Pathological gambling has received relatively little scientific attention. Dr. Custer testified that pathological gambling has only recently been recognized as a disease. Both Dr. Taber and Dr. Custer cited the inclusion of pathological gambling in DSM-III, published in 1980, as evidence that the condition is generally accepted as a mental disease by mental health professionals. Pathological gambling was not listed, however, in DSM-II, published in 1968.

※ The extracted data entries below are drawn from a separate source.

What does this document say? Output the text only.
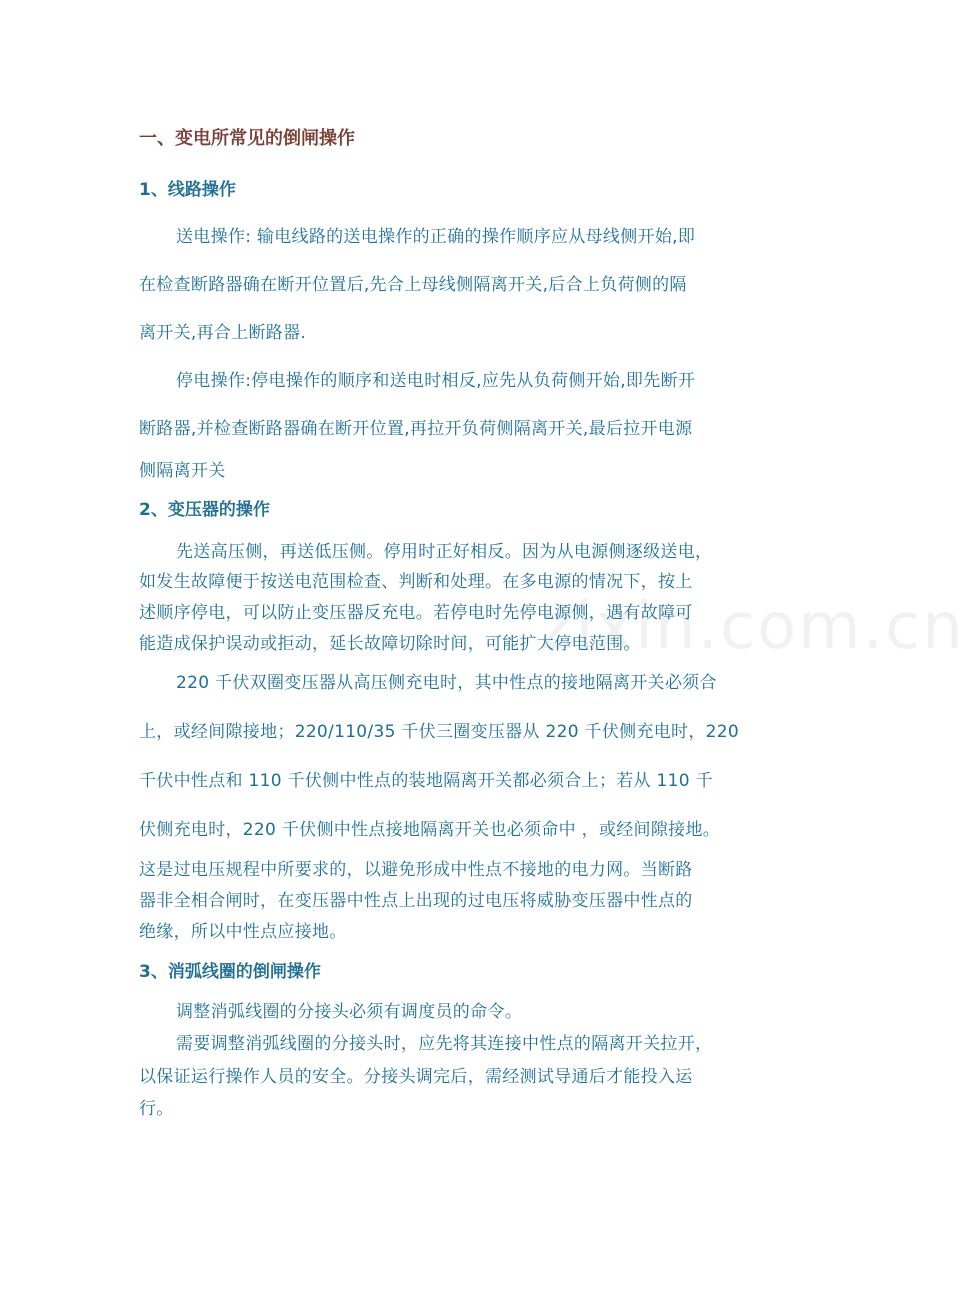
zixin.com.cn
一、变电所常见的倒闸操作
1、线路操作
送电操作: 输电线路的送电操作的正确的操作顺序应从母线侧开始,即
在检查断路器确在断开位置后,先合上母线侧隔离开关,后合上负荷侧的隔
离开关,再合上断路器.
停电操作:停电操作的顺序和送电时相反,应先从负荷侧开始,即先断开
断路器,并检查断路器确在断开位置,再拉开负荷侧隔离开关,最后拉开电源
侧隔离开关
2、变压器的操作
先送高压侧，再送低压侧。停用时正好相反。因为从电源侧逐级送电，
如发生故障便于按送电范围检查、判断和处理。在多电源的情况下，按上
述顺序停电，可以防止变压器反充电。若停电时先停电源侧，遇有故障可
能造成保护误动或拒动，延长故障切除时间，可能扩大停电范围。
220 千伏双圈变压器从高压侧充电时，其中性点的接地隔离开关必须合
上，或经间隙接地；220/110/35 千伏三圈变压器从 220 千伏侧充电时，220
千伏中性点和 110 千伏侧中性点的装地隔离开关都必须合上；若从 110 千
伏侧充电时，220 千伏侧中性点接地隔离开关也必须命中 ，或经间隙接地。
这是过电压规程中所要求的，以避免形成中性点不接地的电力网。当断路
器非全相合闸时，在变压器中性点上出现的过电压将威胁变压器中性点的
绝缘，所以中性点应接地。
3、消弧线圈的倒闸操作
调整消弧线圈的分接头必须有调度员的命令。
需要调整消弧线圈的分接头时，应先将其连接中性点的隔离开关拉开，
以保证运行操作人员的安全。分接头调完后，需经测试导通后才能投入运
行。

From the testimony at the pretrial hearing it is apparent that few psychologists or psychiatrists have had much experience dealing with pathological gamblers. Dr. Taber estimated that there may be perhaps 20 psychologists with some in-depth experience working with pathological gamblers, but he said that to his knowledge he was the only psychologist devoted full-time to their treatment. Dr. Taber knew of no psychiatrist who would work full-time with pathological gamblers. Dr. Custer stated that probably not more than 20 or 25 doctors have had experience with pathological gambling.
There is accordingly little knowledge about pathological gambling within the community of mental health professionals. Dr. Taber testified that in talking with physicians, social workers, and psychologists, he had "found very prevalent ignorance or just lack of concern with the problem." Dr. Custer indicated that it is necessary to spend a significant amount of time working with pathological gamblers in order to understand the problem "because it is so new and there is so very little that has been known about it." Dr. Custer said he does not think many doctors know about pathological gambling, and that as a result they do not recognize it as a disease.
In order to make the necessary minimum showing of insanity Lewellyn was required to demonstrate that there is general acceptance in the fields of psychiatry and psychology of the principle that some pathological gamblers lack substantial capacity to conform their conduct to the requirements of laws prohibiting embezzlement and similar offenses. There is no evidence in the record, however, either in DSM-III or the expert testimony, that this principle is generally accepted in the mental health professions. Indeed, the record shows that the pathological gambling disorder itself has only recently been recognized in DSM-III, and that there is scant experience and limited knowledge concerning this problem. In our view, Lewellyn has failed to show that the opinions espoused by his expert witnesses possess the requisite indicia of scientific reliability.
Because we find that Lewellyn did not make the required minimum showing of insanity, we affirm the district court's exclusion of evidence pertaining to a defense of insanity by reason of pathological gambling.